ROC banks’ exposure to mainland China declines
Lending extended by banks operating in Taiwan to China as of the end of December 2014 fell from the end of September, reflecting a decline in deposits placed by local banks in Bank of China’s Taipei branch, according to the Central Bank of the Republic of China.
Still, China remained the largest debtor to Taiwan’s banks, the central bank’s statistics showed.
The bank said that outstanding international claims by Taiwanese banks to China on a direct risk basis as of the end of December totaled US$49.14 billion (NT$1.53 trillion), down 4.3 percent from a quarter earlier.

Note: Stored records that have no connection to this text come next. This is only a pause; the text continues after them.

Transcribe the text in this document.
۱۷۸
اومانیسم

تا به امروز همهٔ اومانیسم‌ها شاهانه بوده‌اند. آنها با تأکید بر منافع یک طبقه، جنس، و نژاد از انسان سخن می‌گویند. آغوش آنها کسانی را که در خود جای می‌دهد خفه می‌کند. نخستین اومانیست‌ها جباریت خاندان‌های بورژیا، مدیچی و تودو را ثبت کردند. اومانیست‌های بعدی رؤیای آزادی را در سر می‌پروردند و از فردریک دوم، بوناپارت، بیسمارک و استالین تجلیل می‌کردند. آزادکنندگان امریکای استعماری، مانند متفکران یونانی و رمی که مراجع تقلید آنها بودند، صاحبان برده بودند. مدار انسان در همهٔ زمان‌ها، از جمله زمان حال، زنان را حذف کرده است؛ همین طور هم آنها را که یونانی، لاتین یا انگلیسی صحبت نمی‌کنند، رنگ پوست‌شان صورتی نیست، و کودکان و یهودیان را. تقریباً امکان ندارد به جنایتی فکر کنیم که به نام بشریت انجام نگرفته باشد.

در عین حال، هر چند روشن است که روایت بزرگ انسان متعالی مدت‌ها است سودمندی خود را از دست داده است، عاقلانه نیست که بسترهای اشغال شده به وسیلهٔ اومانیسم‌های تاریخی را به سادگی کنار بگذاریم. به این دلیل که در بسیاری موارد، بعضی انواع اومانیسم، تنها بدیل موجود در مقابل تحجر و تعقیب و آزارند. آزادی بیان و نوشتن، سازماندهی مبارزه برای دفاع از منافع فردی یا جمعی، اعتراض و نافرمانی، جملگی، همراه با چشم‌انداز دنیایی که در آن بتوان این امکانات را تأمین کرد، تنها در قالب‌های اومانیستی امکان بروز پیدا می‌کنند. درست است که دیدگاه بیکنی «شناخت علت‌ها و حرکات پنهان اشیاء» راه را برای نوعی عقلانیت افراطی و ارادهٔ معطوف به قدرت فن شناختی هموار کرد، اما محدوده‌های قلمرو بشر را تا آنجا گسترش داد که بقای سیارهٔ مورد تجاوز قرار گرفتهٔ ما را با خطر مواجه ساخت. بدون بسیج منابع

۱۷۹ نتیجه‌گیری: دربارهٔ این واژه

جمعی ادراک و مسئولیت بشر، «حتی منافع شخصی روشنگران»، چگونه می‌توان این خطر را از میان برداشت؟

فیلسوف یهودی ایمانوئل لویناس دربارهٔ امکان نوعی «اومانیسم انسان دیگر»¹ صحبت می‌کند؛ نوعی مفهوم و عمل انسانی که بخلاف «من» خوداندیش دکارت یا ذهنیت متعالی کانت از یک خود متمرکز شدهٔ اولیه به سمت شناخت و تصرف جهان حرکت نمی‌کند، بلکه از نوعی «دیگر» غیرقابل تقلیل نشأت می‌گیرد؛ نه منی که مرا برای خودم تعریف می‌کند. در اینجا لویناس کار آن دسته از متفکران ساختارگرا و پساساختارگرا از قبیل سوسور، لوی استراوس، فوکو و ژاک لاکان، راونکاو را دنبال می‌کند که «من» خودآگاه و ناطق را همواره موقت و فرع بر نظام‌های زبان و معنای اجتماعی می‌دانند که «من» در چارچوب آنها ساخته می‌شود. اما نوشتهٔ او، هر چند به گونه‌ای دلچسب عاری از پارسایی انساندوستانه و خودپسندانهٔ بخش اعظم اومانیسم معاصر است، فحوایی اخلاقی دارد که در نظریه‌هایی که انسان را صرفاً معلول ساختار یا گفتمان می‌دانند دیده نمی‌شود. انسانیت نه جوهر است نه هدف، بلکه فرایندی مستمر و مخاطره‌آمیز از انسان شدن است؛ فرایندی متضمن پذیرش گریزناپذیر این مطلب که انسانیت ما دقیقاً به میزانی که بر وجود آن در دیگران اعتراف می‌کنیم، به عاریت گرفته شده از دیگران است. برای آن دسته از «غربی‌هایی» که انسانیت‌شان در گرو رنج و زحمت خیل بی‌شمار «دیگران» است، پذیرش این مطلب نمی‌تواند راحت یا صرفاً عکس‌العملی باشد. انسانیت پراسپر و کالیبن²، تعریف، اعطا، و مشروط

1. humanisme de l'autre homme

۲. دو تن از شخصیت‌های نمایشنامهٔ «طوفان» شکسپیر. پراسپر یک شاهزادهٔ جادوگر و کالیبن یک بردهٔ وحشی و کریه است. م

On an ultimate risk basis, which calculates a country’s consolidated debts after risk transfers, Taiwanese banks’ exposure to China as of the end of December also fell 7.7 percent from the end of September to US$84.16 billion, the data indicated. The central bank said Taiwanese banks assigned more funds to buy Chinese yuandenominated bonds issued in the local market, which have been dubbed “Formosa bonds,” and other financial instruments.
As a result, local banks’ deposits placed in the Bank of China’s Taipei branch were on the decline, dragging down the exposure to China at the end of last year, the central bank said.
Following China, Luxembourg ranked as the second largest debtor to Taiwan as Taiwanese banks’ exposure to the country totaled US$40.25 billion as of the end of December on a direct risk basis, ahead of Hong Kong with US$33.59 billion, the United States with US$30.30 billion, and the British West Indies with US$14.31 billion, the statistics showed.
The Cayman Islands came in sixth after Taiwanese banks extended US$11.72 billion in loans on a direct risk basis. It was followed after the United Kingdom with US$11.71 billion, Singapore with US$7.24 billion, Australia with US$5.47 billion, and Japan with US$4.22 billion, according to the data.
The central bank said that exposure to the top 10 debtors of Taiwan’s banks reached US$207.9 billion, accounting for 76.59 percent of Taiwan’s total international claims worth US$271.5 billion as of the end of December.
As of the end of December, Taiwan’s international claims on a direct risk basis fell 3.58 percent from the end of September as lending extended to the non-bank private sector registered a decline during the three-month period, the central bank said.
The data showed that Taiwan’s exposure to the non-bank private sector totaled US$183.20 billion as of the December, making up 67.48 percent of the country’s total international claims, down 3.81 percent from the end of September.